Next check that the time being updated on the GUI is UTC. If it is a few minutes wrong, check the time on dimmserver using the "date" command and force sync to ntpserver2 or 3 if necessary. Put this info in a fault report. If it the GUI time is exactly 1 hour wrong, report it as a Fault.
Stop Loop , wait for parking to complete and Start Loop again is a reasonable response to bad pointing, if none of the above clarify the problem.
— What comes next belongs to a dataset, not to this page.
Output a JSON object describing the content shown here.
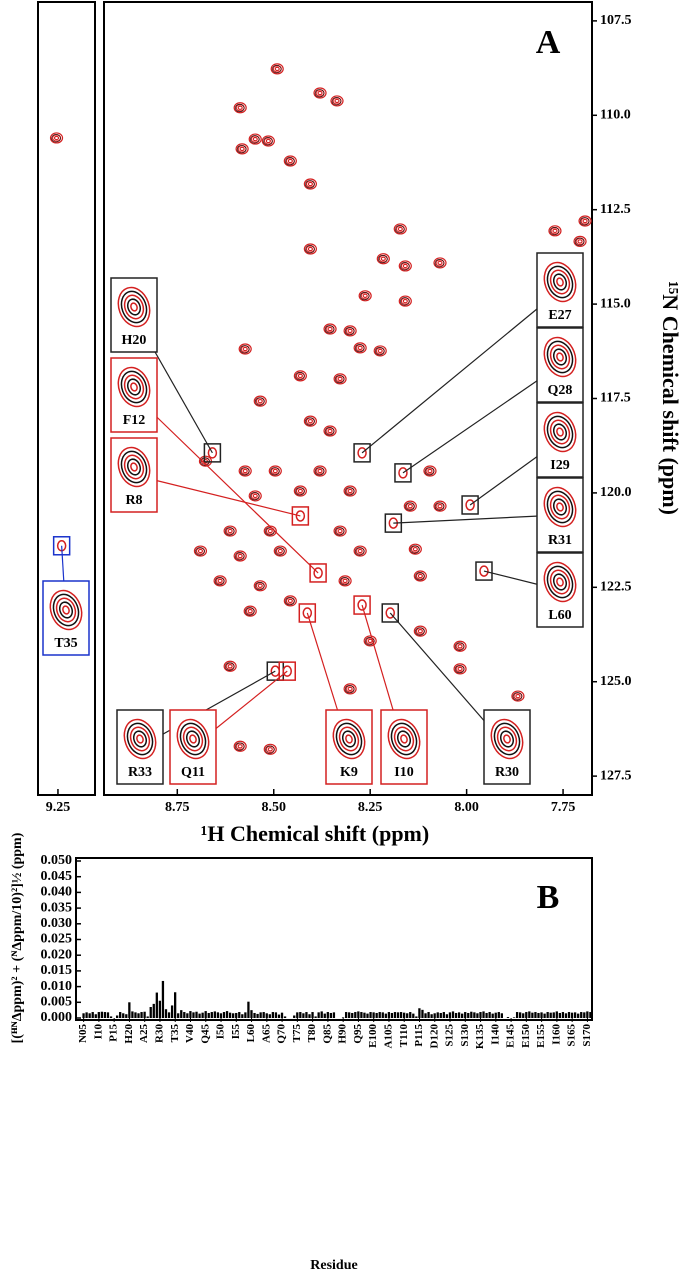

Failures while monitor is running:
-
If the GUI freezes, i.e. is unresponsive, preventing any shutdown commands being sent to Server, don't panic! The Dome can be closed and the monitor left running until tracking automatically stops. However, control may be recoverable and a clean shutdown carried out, by starting a second GUI (on the same machine or another, see Start Client, point 3 above). From this second GUI, the Stop Loop and Park commands can be sent, but please note the Server needs to be restarted following a Park. See GUI operations, points 4 and 5 above.
-
If the Server window freezes, check how long the program has been searching for a star without result. If this has accumulated about 1 hour, the cause of this crash is likely to be the memory leak. Requires note only a hard restart of PC but also a reset of the focuser.
If however the Server terminates, returning the prompt, while the telescope is slewing or tracking, it can be restarted without difficulty. The monitor processes will have stopped during the crash, but the mount will finish the slew and continue tracking and its new status will be read by the Server. The GUI, once restarted should work as before.
Server termination error messages
- Message
Terminate after throwing an instance of 'std_out_of_range' what( ):vector::_M_range_check:__n where n os a very large number. This is caused by low flux found in 1 image during analysis and can be caused by bad seeing on a fainter star such as Alpheratz or Regulus.
- Solution: Exit GUI, Restart Server then GUI, press [Start Loop]
- Message
Calculated box out of ccd dimensions, stopping machine . Caused by failing to find one of the star images during the centering phase during cloud or bad seeing on a fainter star.
- Solution: Exit GUI, Restart Server then GUI, press [Start Loop]
terminate called after throwing an instance of boost_exception_detail::clone_impl<.... - crash in calculation phase, probably caused by a missing image.
- Solution: Exit GUI, Restart Server then GUI, press [Start Loop]
- The above crashes may also be caused if the Focuser has failed for a long time to correct the focus. The Server will not be crashed by a Timeout on the focuser itself. If you see errors in the Server related to Focuser or otherwise suspect problems with it, you should check the Delta centroid plot in the
R2D2 Chart web page. The red points show the mean_y value and should be in the range -15 to -25. If they are not, the data quality may be affected and would require a reset of the Focuser.
- mvIMPACT::acquire::EValTooSmall - communication problem with USB camera. May require a reboot, see below.
Initialization of hardware:
Soft Reboot of Dimmserver PC:
> sudo reboot (enter password)
This will not cause the focuser to lose its parameters or position.
Hard Restart of Dimmersver PC:
This is the only way to recover from a PC fatal crash, e.g., caused by the memory leak (see top of page). The Hard Reset appears to result in the focuser resetting its position to 0 (although physically it has not moved) and in losing its software settings, requiring the reset described here.
- Browse to URL masspdu.ing.iac.es and enter using apc/apc
- Click Device Manager tab
- Click Control (left menu)
- From Control Action menu, select "Reboot Immediate"
- Tick outlet no. 7, dimmserver PC power (currently
on)
- Click Next button
- Click Accpt having checked action says "dimmserver PC
power selected for Reboot Immediate"
- After about 1 minute, the PC will be up again and
accepting logins
- Log off APC connection (to allow other users to log in)
Shutdown and Restart of Mount
control box:
- Soft shutdown of Mount control box using handset:
- Menu button, navigate with arrow keys (top right of main
keypad) down to Settings submenu, Enter
- Navigate down to bottom using arrow keys - last item ,
Shutdown Mount, Enter
- Press Enter again to confirm
OR
- Hard reset by holding down rocker switch on unit for 10
seconds to power down
- Wait 30 seconds before startup
- Power up by pressing rocker switch on unit for 1 second to
|